Slaves to the goddess of fertility

Bagalkot, India - In a village in southern India a child has just been born. A group of women gather round the cradle, wishing the baby a life full of riches, rubies and pearls.

"You're lucky the child is a boy," the women tell the mother. In this society girls are valued far less.

The women are all devadasis, literally slaves of the goddess.

As children their parents gave them to serve Yellama - the goddess of fertility. Her cult is thousands of years old, her followers spread across southern India.

At the temple to Yellama in Saundatti women dance and praise the goddess.

The practice of dedicating young girls as devadasis has been outlawed for over 50 years, but still it happens.

Anti-slavery campaigners estimate that there are at least 25,000 devadasis in the state of Karnataka alone.

Sexual slavery

"Being devadasis means we are slaves of the goddess. We have to visit this temple. We wear necklaces of pearls to show we are bound to Yellama. We give blessings and perform her rituals," says Imla, a devadasi in her 40s who is swathed in a pink and yellow sari.

When girls dedicated to Yellama reach puberty they are forced to sacrifice their virginity to an older man. What follows is a life of sexual slavery, they become sanctified prostitutes.

The money devadasis earn goes straight to their parents who often act as pimps for their daughters.

"My parents didn't have any sons, so there was nobody to earn the family a living," says Imla.

"Instead they turned me into a whore. I don't even remember when I started because I was so young. My parents thought at least they'd get some money from me."

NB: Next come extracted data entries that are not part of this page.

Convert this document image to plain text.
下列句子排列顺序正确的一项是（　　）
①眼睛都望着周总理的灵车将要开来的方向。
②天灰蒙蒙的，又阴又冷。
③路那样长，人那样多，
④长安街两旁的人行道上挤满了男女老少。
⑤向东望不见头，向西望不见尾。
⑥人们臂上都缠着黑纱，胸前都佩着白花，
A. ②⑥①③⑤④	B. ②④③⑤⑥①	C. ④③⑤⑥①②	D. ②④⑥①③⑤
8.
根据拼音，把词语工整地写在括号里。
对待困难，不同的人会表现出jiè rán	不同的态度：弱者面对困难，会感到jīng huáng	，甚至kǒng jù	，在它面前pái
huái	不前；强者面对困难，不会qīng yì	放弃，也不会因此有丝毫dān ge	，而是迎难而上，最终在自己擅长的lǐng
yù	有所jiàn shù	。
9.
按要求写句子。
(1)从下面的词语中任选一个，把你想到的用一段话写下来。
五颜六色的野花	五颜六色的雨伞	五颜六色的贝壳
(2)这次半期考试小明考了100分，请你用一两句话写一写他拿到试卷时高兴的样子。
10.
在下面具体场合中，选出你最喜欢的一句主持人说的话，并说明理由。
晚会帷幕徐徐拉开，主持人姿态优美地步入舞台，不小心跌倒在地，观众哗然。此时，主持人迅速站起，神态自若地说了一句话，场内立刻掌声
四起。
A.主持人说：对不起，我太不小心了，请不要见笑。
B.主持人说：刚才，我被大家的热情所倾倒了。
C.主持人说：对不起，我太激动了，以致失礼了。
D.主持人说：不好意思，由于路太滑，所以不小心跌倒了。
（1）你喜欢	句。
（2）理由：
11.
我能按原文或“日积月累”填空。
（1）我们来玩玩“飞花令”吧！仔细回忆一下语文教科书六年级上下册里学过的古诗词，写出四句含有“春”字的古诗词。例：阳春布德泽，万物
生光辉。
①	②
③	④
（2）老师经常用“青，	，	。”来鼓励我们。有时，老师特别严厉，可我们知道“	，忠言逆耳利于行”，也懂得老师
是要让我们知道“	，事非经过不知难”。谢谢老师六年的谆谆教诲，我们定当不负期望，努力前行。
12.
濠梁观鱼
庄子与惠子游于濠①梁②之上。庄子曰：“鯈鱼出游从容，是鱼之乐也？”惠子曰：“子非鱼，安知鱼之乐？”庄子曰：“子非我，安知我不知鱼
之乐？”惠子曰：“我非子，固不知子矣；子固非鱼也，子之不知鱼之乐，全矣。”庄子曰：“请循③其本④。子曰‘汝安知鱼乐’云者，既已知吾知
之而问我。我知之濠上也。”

Once girls are dedicated the course of their lives is decided. They can never marry, never have a family life.

In a town nearby we found Shoba who is just 20 and has been a devadasi prostitute for seven years.

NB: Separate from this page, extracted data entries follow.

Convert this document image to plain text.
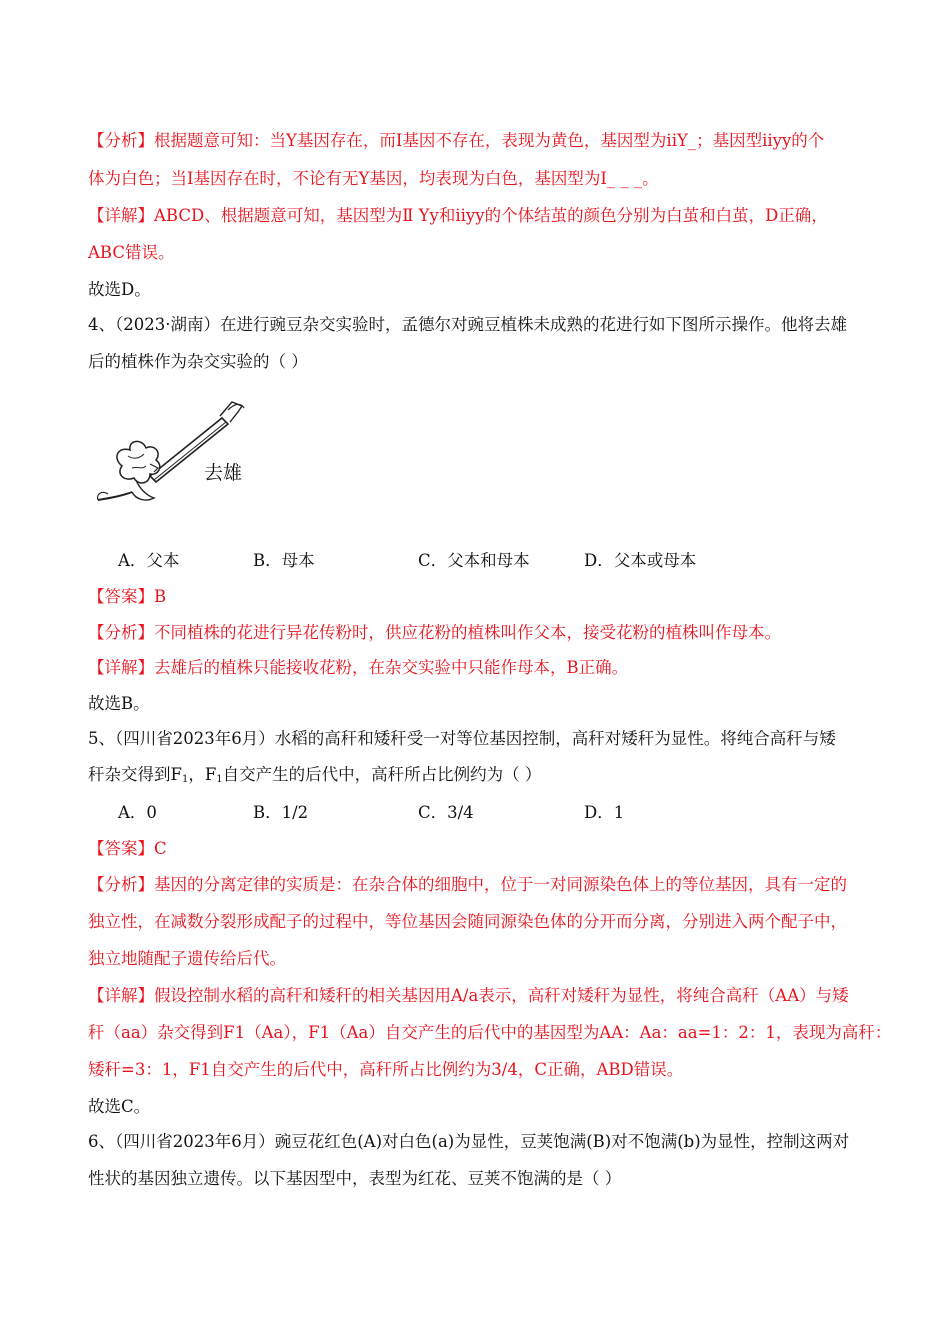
【分析】根据题意可知：当Y基因存在，而I基因不存在，表现为黄色，基因型为iiY_；基因型iiyy的个
体为白色；当I基因存在时，不论有无Y基因，均表现为白色，基因型为I_ _ _。
【详解】ABCD、根据题意可知，基因型为Ⅱ Yy和iiyy的个体结茧的颜色分别为白茧和白茧，D正确，
ABC错误。
故选D。
4、（2023·湖南）在进行豌豆杂交实验时，孟德尔对豌豆植株未成熟的花进行如下图所示操作。他将去雄
后的植株作为杂交实验的（ ）
去雄
A．父本	B．母本	C．父本和母本	D．父本或母本
【答案】B
【分析】不同植株的花进行异花传粉时，供应花粉的植株叫作父本，接受花粉的植株叫作母本。
【详解】去雄后的植株只能接收花粉，在杂交实验中只能作母本，B正确。
故选B。
5、（四川省2023年6月）水稻的高秆和矮秆受一对等位基因控制，高秆对矮秆为显性。将纯合高秆与矮
秆杂交得到$F_1$，$F_1$自交产生的后代中，高秆所占比例约为（ ）
A．0	B．1/2	C．3/4	D．1
【答案】C
【分析】基因的分离定律的实质是：在杂合体的细胞中，位于一对同源染色体上的等位基因，具有一定的
独立性，在减数分裂形成配子的过程中，等位基因会随同源染色体的分开而分离，分别进入两个配子中，
独立地随配子遗传给后代。
【详解】假设控制水稻的高秆和矮秆的相关基因用A/a表示，高秆对矮秆为显性，将纯合高秆（AA）与矮
秆（aa）杂交得到F1（Aa），F1（Aa）自交产生的后代中的基因型为AA：Aa：aa=1：2：1，表现为高秆：
矮秆=3：1，F1自交产生的后代中，高秆所占比例约为3/4，C正确，ABD错误。
故选C。
6、（四川省2023年6月）豌豆花红色(A)对白色(a)为显性，豆荚饱满(B)对不饱满(b)为显性，控制这两对
性状的基因独立遗传。以下基因型中，表型为红花、豆荚不饱满的是（ ）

Shoba showed me her brothel, a single room she shares with her parents.

She comes from a long line of devadasis. Her grandmother was one, her sister is too.

Shoba remembers how, when she was 13 her parents dressed her as if for marriage. They auctioned her virginity to the highest bidder.

Tough life

"When the first man arrived I thought he was going to marry me," Shoba recalls, "but he slept with me and then never came back. I realised this was now my trade. Every night I was sold to whoever paid the most."

Life here on the dry, harsh Deccan plateau has always been tough, especially for girls, who are often seen as a burden for poor families, expensive to marry off.

Recent years have been marked by droughts and crop failures.

The goddess of fertility is seen as a powerful force. Many believe that giving girls to Yellama will bring good fortune on a family.

It also means they don't have to save for a dowry, and the daughter becomes a bread-winner.

We found Shoba's mother Satyavati tending to her field of sunflowers. Sacrificing their daughter's life has enriched Shoba's parents.

"Someone had to continue the tradition. It had to be my daughters," she shrugs.

"Because Shoba earns so much money she has been able to build us a house, and she bought these fields. So what's the big deal?"

Secret ceremonies

Despite campaigns by India's national and state governments, the system of devadasis endures.

The number of young girls being dedicated is declining. But now the ceremonies happen in secret, so it is impossible to know exact numbers.

I asked Shoba why she doesn't just give up being a devadasi, and leave it behind?

"I can't get out of the system, even if I say I'm not a devadasi any more nobody will come forward to marry me," she says.

"I keep telling other people not to make their daughters devadasis, you are abused, it's a horrible life."

So it's a life that Shoba will never escape from. Women already dedicated cannot be freed.

The power of belief is still so strong here that she will always be a devadasi, enslaved.